夕阳西下,江滩的灯光次第亮起。老陈的音乐又一次响起,熟悉的旋律里,有人来,有人走,而舞步从未停歇。
周大伟又一次在深夜推开家门时,发现客厅的壁灯依然亮着。孟兰珂斜靠在沙发上看文件,酒红色的真丝睡袍勾勒出窈窕的曲线,发梢还带着沐浴后的湿气。
她抬头瞥了他一眼,目光平静得像看一个送快递的:“冰箱里有醒酒汤。”说完便继续低头批阅文件,钻石钢笔在纸面上划出沙沙的声响,再没多给他一个眼神。
小川的数学试卷摊在餐桌上,37分的红字刺目得可笑。周大伟习惯性地要发火,却看见儿子满不在乎地塞上耳机,手指在手机屏幕上快速滑动——聊天界面里,赫然是上次家长会见过的那个扎马尾辫的学霸女生。
而孟兰珂连头都没抬,只是把教务处的处分通知往他面前推了推,鲜红的指甲敲在“屡教不改”四个字上,像敲着一面胜利的鼓。
黄嵩在某个酒醒的清晨回到家,撞见赵冬梅正在庭院里练瑜伽。晨光中她的身体弯成优美的弧线,露脐装上隐约可见马甲线的轮廓。
见他愣在门口,赵冬梅随手擦了擦汗,丢给他一瓶矿泉水:“客房衣柜有你换洗衣服。”语气轻松得像在对待一个偶尔借住的远房亲戚。
黄嵩盯着她发间摇晃的彩色玻璃耳坠——那是他从未见过的款式,却在阳光下折射出令人心颤的光芒。
老夏的轮椅停在厨房门口,眼巴巴地望着王淑芬忙碌的背影。自从出院后,他学会了用还能活动的左手剥毛豆,虽然十颗里有八颗会滚到地上。
“淑芬......”他试探着喊了声,声音比年轻时低了八度。王淑芬头也不回地甩来句:“酱油没了,去小区超市买。”

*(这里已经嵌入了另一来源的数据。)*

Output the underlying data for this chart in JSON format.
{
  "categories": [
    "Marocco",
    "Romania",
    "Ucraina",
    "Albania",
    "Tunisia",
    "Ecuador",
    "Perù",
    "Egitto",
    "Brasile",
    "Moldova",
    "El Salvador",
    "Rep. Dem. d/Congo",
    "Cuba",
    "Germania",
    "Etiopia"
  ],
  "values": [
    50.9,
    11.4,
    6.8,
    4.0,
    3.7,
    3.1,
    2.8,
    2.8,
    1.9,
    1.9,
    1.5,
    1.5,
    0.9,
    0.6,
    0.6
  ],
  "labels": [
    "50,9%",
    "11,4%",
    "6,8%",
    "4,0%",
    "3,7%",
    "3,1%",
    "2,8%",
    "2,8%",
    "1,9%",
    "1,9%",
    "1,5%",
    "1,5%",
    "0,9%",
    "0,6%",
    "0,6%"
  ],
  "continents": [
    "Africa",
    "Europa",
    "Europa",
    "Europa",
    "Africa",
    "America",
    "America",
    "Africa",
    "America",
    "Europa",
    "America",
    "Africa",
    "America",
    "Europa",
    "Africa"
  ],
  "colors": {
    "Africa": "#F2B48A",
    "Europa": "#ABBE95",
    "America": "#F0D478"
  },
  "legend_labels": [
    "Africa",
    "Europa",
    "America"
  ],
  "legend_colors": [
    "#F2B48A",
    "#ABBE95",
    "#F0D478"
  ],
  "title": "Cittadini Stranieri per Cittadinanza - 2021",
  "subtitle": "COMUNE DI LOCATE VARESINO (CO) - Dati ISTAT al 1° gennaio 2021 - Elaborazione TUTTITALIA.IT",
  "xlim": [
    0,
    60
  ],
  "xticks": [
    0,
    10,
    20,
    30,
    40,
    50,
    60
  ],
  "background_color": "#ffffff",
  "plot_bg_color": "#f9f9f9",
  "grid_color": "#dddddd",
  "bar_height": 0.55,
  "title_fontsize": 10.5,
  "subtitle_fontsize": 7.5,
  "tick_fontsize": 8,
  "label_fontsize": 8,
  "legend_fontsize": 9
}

老夏立刻像领了圣旨般摇着轮椅出门,连钱包都忘了拿——反正现在他的退休金卡都在王淑芬手里。
江滩的黄昏依旧热闹。老陈正带着新学员跳华尔兹,唐娟抱着小外孙在旁边长椅上打拍子。
孟兰珂和秦若瑾踩着精准的舞步旋转,珍珠耳钉与钻石项链在夕阳下交相辉映。
赵冬梅独自在角落练习新学的探戈,香奈儿外套随意搭在栏杆上。偶尔有陌生男士来邀舞,她会笑着指指手机——屏幕上是黄嵩昨晚发来的求和短信,还没点开就已经显示“已读”。
夏明远摇着轮椅过来时,王淑芬正和蔡英红讨论腌辣白菜的秘诀。他讨好地递上刚买的矿泉水,却被妻子顺手用来浇了路边的野花。
“老夏现在可乖了,”王淑芬对蔡英红眨眨眼,“上周还偷偷摸摸给我手机充了五百话费。”语气轻松得像在谈论别人家的八卦。
夜色渐深,舞群散去。女人们的笑声在江风中飘远,她们的高跟鞋踩过落叶,发出清脆的声响。
男人们或蹒跚跟随,或怔然远望,突然发现那些曾经以他们为宇宙中心旋转的星辰,早已自成星系。
而在更远的未来里,会有新的故事继续上演——就像年年盛开又凋零的山楂花,就像永远流淌不息的江水,就像这支跳了半辈子还没跳完的舞,旋律悠长,舞步未央。